I just don’t even know where to start with that.
Who has the time to cook all those dishes? And should we even be grocery shopping for that much food? And where will you put it? And do you have a job out of the home? Do you work full-time? Do you have young kids?
And while you’re working, are you simultaneously responding to “mommy, I need help” for the millionth time with the digital math/reading/writing/geography/Spanish/music education that we’re now managing since there is no formal school?
Or “mommy, they muted me,” from a super disappointed three-year-old who can wield his Zoom lesson from school better than most adults, but doesn’t understand why oh why his teachers would want to mute all the adorably whining and chatting 3 and 4-year-olds before singing “what’s the weather, what’s the weather” in your living room which also doubles as your and your partner’s office? Or better, “mommy, will you wipe my tush?” Or “get me a snack?” Or “where are we hiking for recess today?” because on top of education your kids will go crazy if they don’t run their giggles out somewhere in the woods where we can practice #socialdistancing?
Don’t get me wrong, I love Passover. It’s my favorite holiday, and not just because my family makes delicious food. But because I love all the generations around one table and the friends who join us. And the chaos of all the kids together. The magic trick where my dad (aka Pharoah) makes water turn into blood and the kids go wild. The silly songs and theatrical renditions of the stories. The once around the table saying what we are thankful for, and which of the characters in the Passover story we want to emulate this year.
I’m grateful for those moments. But this year I’m putting my foot down.
Nothing I’m going to be able to pull off in my 1,500 sq. ft. home aka office aka school is going to resemble that normal, awesome family Seder. So I’m not going to try.
And you shouldn’t either. My advice? Should you want it, of course.
Pick your favorite parts of the Passover meal. The ones that are easy and don’t take too long and taste good to most everyone in your immediate family. The food you already have in your freezer/fridge pantry. The ones you can improvise with and not go to a grocery store. I’m making Matzo Ball soup with soup chicken and charoset and salad and likely broccoli (since it’s the only vege my kids love).
Pick your favorite parts of the Passover ritual. The ones that make sense for your immediate family. The prayers or songs you like the most. The teachings that make you laugh. The story (duh) which can also be told through the movie “Prince of Egypt” or TV show “Rugrats Passover” in the days before/after the Seder (or during your Seder dinner, no judgment).

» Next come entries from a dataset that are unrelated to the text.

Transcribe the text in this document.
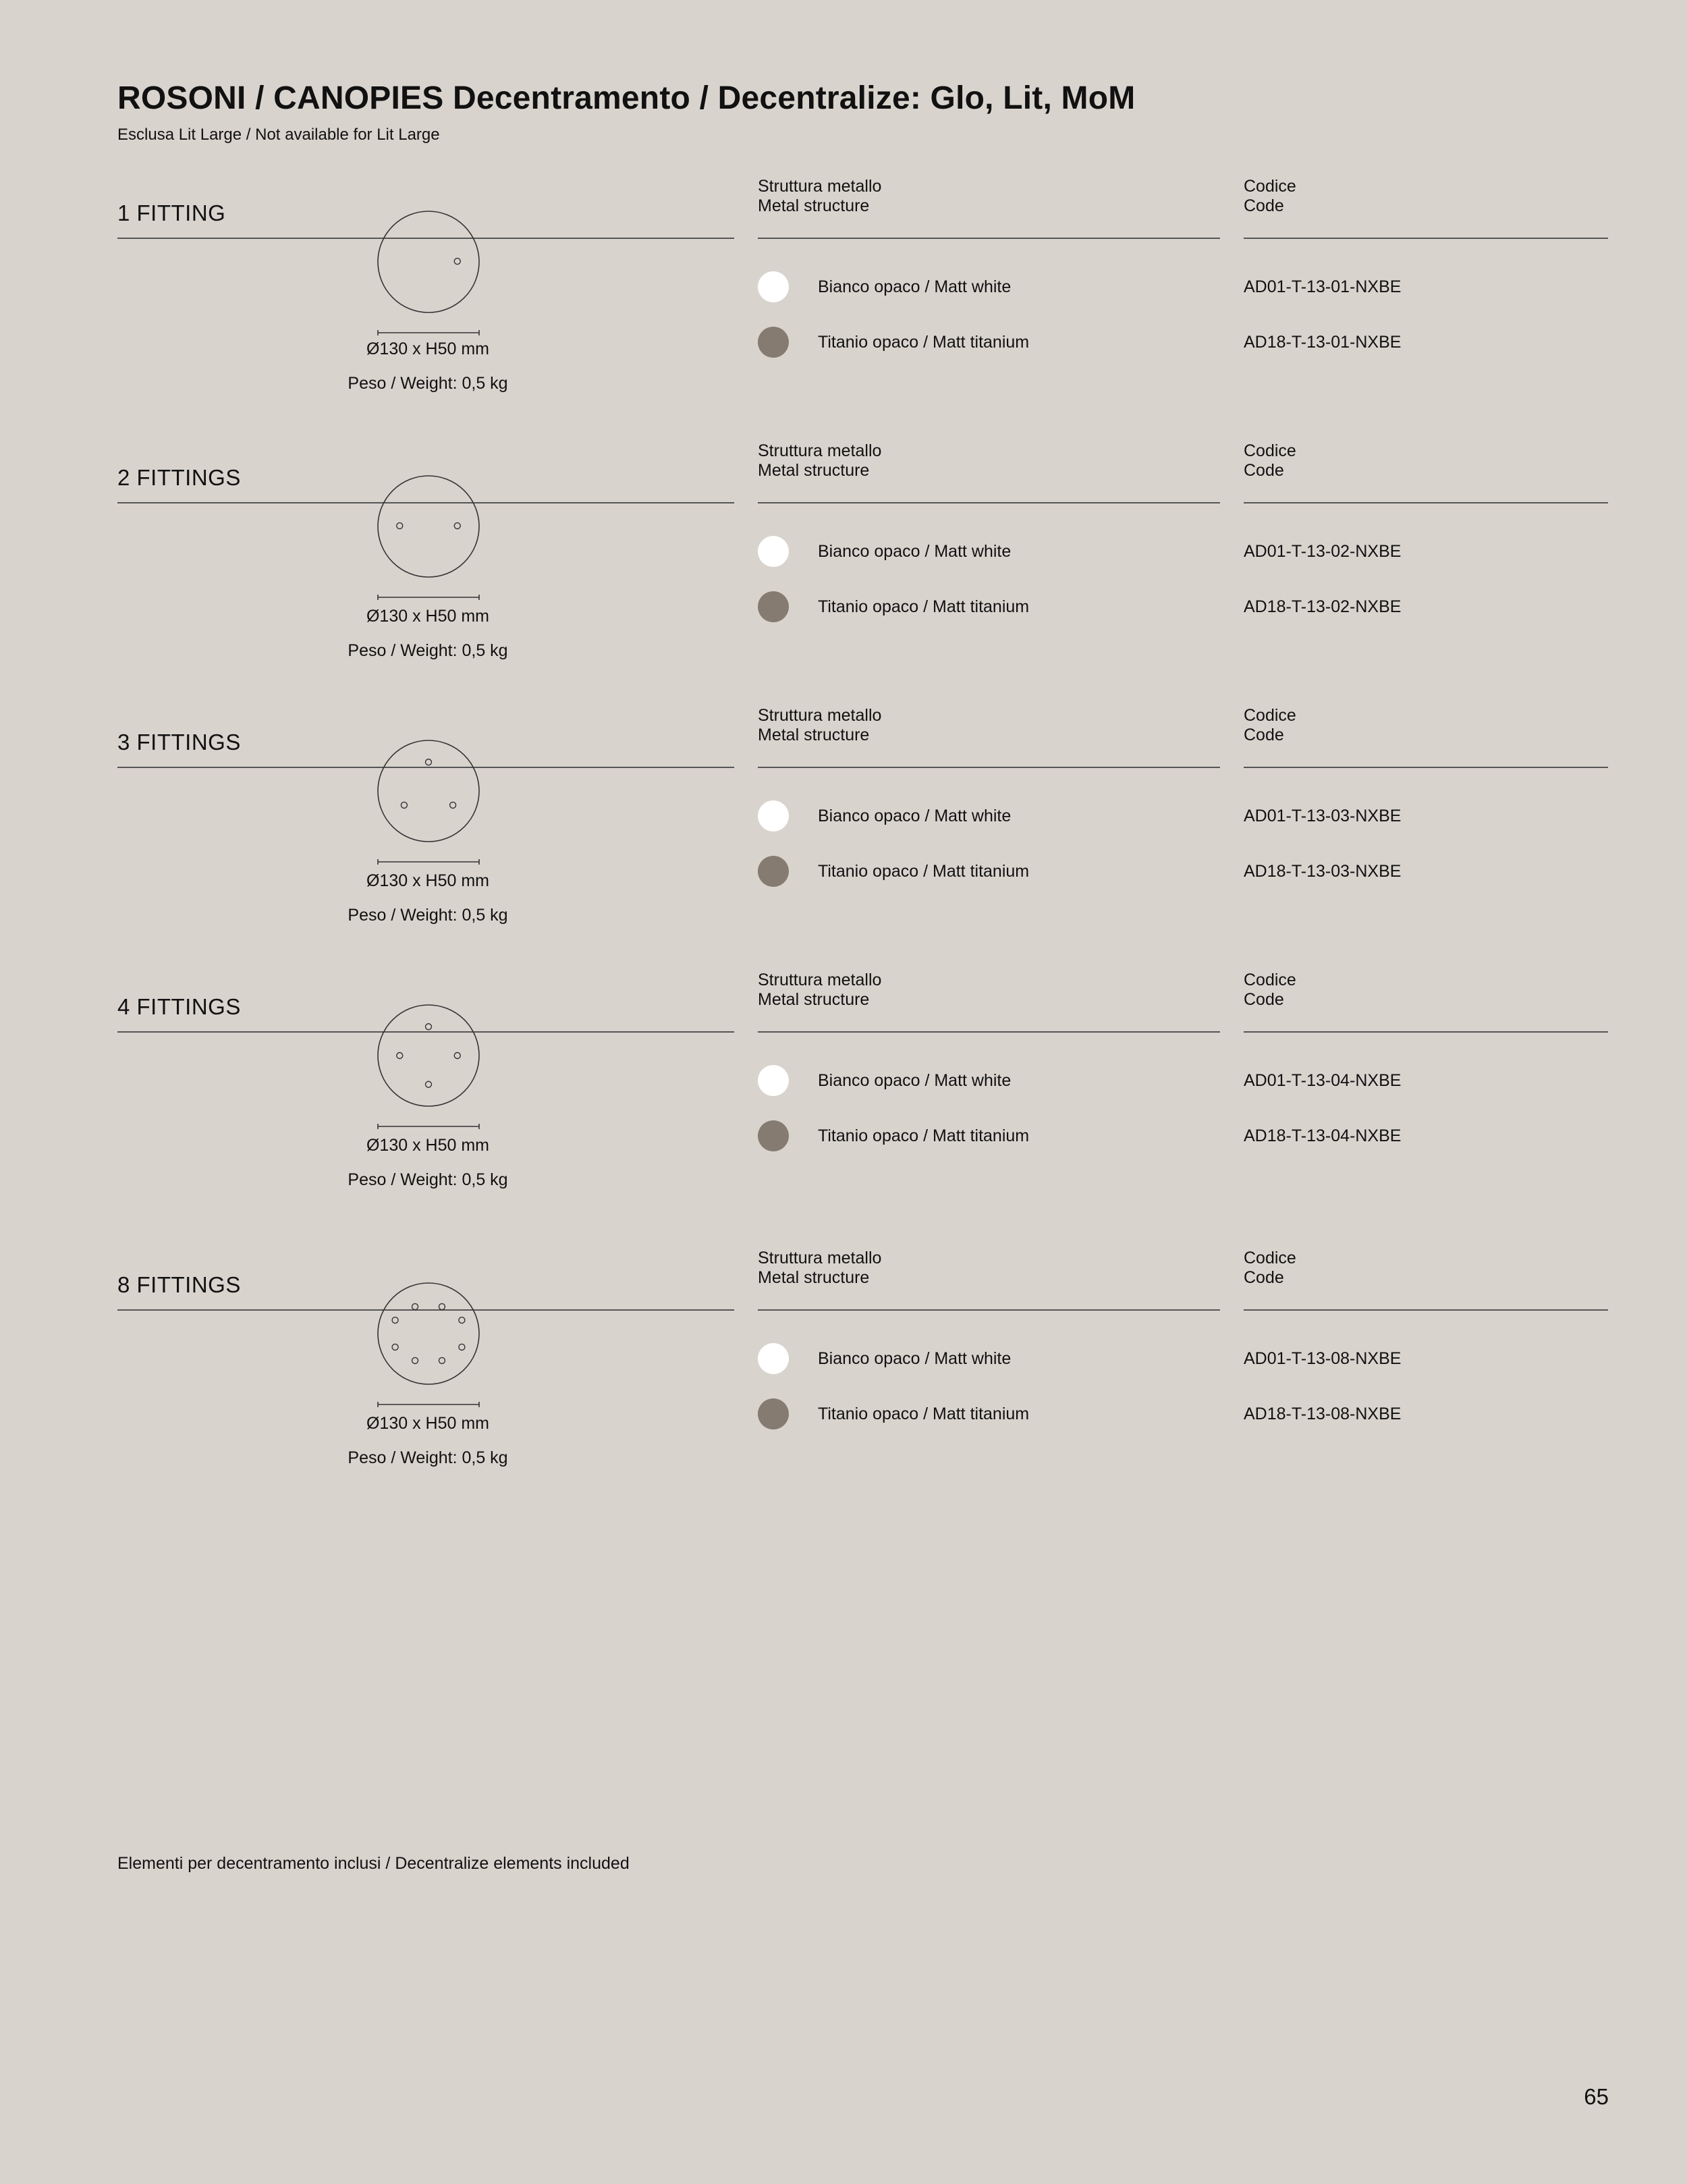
ROSONI / CANOPIES Decentramento / Decentralize: Glo, Lit, MoM

Esclusa Lit Large / Not available for Lit Large

1 FITTING
Struttura metallo
Metal structure
Codice
Code
Ø130 x H50 mm
Peso / Weight: 0,5 kg
Bianco opaco / Matt white	AD01-T-13-01-NXBE
Titanio opaco / Matt titanium	AD18-T-13-01-NXBE
2 FITTINGS
Struttura metallo
Metal structure
Codice
Code
Ø130 x H50 mm
Peso / Weight: 0,5 kg
Bianco opaco / Matt white	AD01-T-13-02-NXBE
Titanio opaco / Matt titanium	AD18-T-13-02-NXBE
3 FITTINGS
Struttura metallo
Metal structure
Codice
Code
Ø130 x H50 mm
Peso / Weight: 0,5 kg
Bianco opaco / Matt white	AD01-T-13-03-NXBE
Titanio opaco / Matt titanium	AD18-T-13-03-NXBE
4 FITTINGS
Struttura metallo
Metal structure
Codice
Code
Ø130 x H50 mm
Peso / Weight: 0,5 kg
Bianco opaco / Matt white	AD01-T-13-04-NXBE
Titanio opaco / Matt titanium	AD18-T-13-04-NXBE
8 FITTINGS
Struttura metallo
Metal structure
Codice
Code
Ø130 x H50 mm
Peso / Weight: 0,5 kg
Bianco opaco / Matt white	AD01-T-13-08-NXBE
Titanio opaco / Matt titanium	AD18-T-13-08-NXBE
Elementi per decentramento inclusi / Decentralize elements included
65
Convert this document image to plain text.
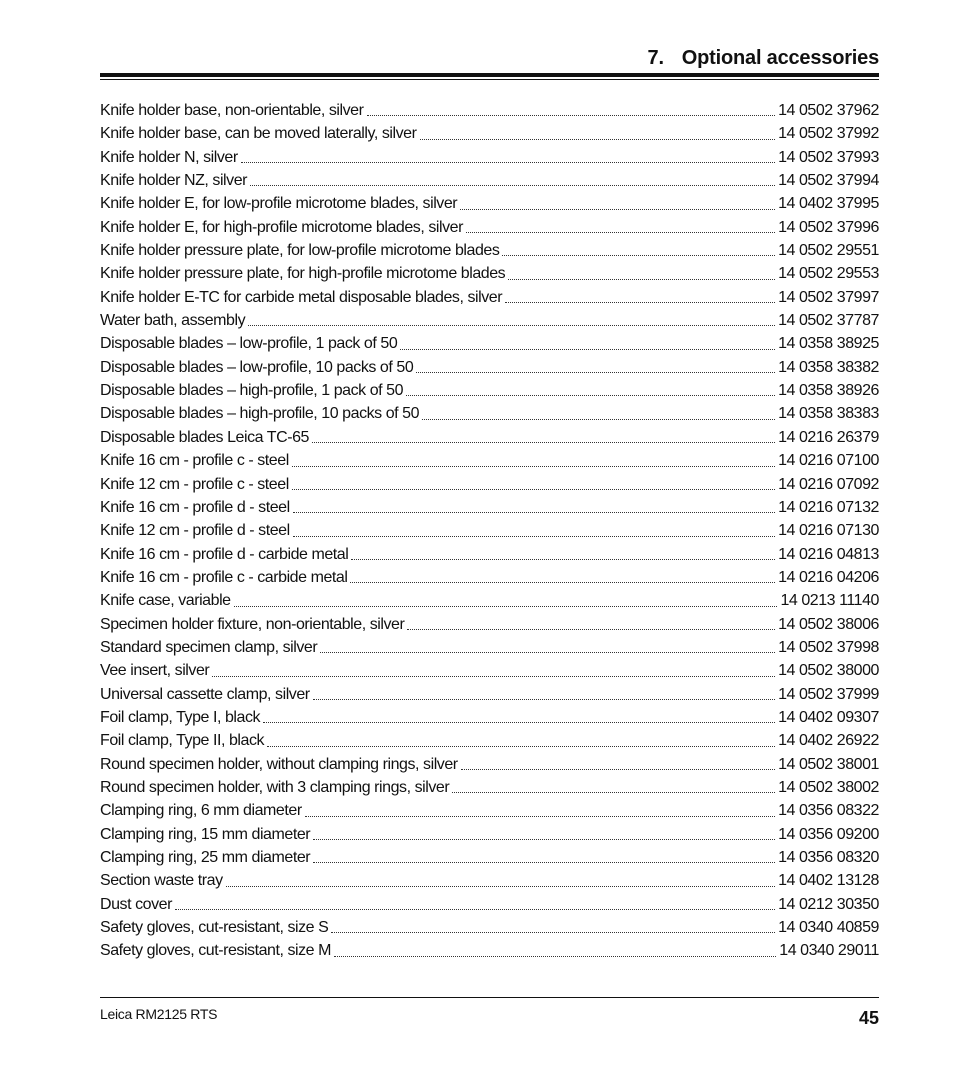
7. Optional accessories
Knife holder base, non-orientable, silver	14 0502 37962
Knife holder base, can be moved laterally, silver	14 0502 37992
Knife holder N, silver	14 0502 37993
Knife holder NZ, silver	14 0502 37994
Knife holder E, for low-profile microtome blades, silver	14 0402 37995
Knife holder E, for high-profile microtome blades, silver	14 0502 37996
Knife holder pressure plate, for low-profile microtome blades	14 0502 29551
Knife holder pressure plate, for high-profile microtome blades	14 0502 29553
Knife holder E-TC for carbide metal disposable blades, silver	14 0502 37997
Water bath, assembly	14 0502 37787
Disposable blades – low-profile, 1 pack of 50	14 0358 38925
Disposable blades – low-profile, 10 packs of 50	14 0358 38382
Disposable blades – high-profile, 1 pack of 50	14 0358 38926
Disposable blades – high-profile, 10 packs of 50	14 0358 38383
Disposable blades Leica TC-65	14 0216 26379
Knife 16 cm - profile c - steel	14 0216 07100
Knife 12 cm - profile c - steel	14 0216 07092
Knife 16 cm - profile d - steel	14 0216 07132
Knife 12 cm - profile d - steel	14 0216 07130
Knife 16 cm - profile d - carbide metal	14 0216 04813
Knife 16 cm - profile c - carbide metal	14 0216 04206
Knife case, variable	14 0213 11140
Specimen holder fixture, non-orientable, silver	14 0502 38006
Standard specimen clamp, silver	14 0502 37998
Vee insert, silver	14 0502 38000
Universal cassette clamp, silver	14 0502 37999
Foil clamp, Type I, black	14 0402 09307
Foil clamp, Type II, black	14 0402 26922
Round specimen holder, without clamping rings, silver	14 0502 38001
Round specimen holder, with 3 clamping rings, silver	14 0502 38002
Clamping ring, 6 mm diameter	14 0356 08322
Clamping ring, 15 mm diameter	14 0356 09200
Clamping ring, 25 mm diameter	14 0356 08320
Section waste tray	14 0402 13128
Dust cover	14 0212 30350
Safety gloves, cut-resistant, size S	14 0340 40859
Safety gloves, cut-resistant, size M	14 0340 29011
Leica RM2125 RTS	45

If you choose to Zoom, Zoom small. Don’t try to Zoom the whole seder with young kids or a lot of old people who will have a hard time figuring out the Zoom (love to all the Bubbies and Zaydies but let’s be realistic here). Let the Zoom be a bonus feature. We are going to Zoom (or FaceTime) the Four Questions so all the kids can sing it together. That’s probably it. And that’s OK.
And then drink those four glasses of wine and pat yourself on the back.
And say “Next Year in Jerusalem” (as the Passover seder always says) but much, much more importantly, “Next Year Together, in Health.” L’Chaim.
Leora Maccabee is a Partner at Maslon LLP, the Founder of Jewfolk and TCJewfolk.com. She lives in Golden Valley with her two young kids and her fiancé.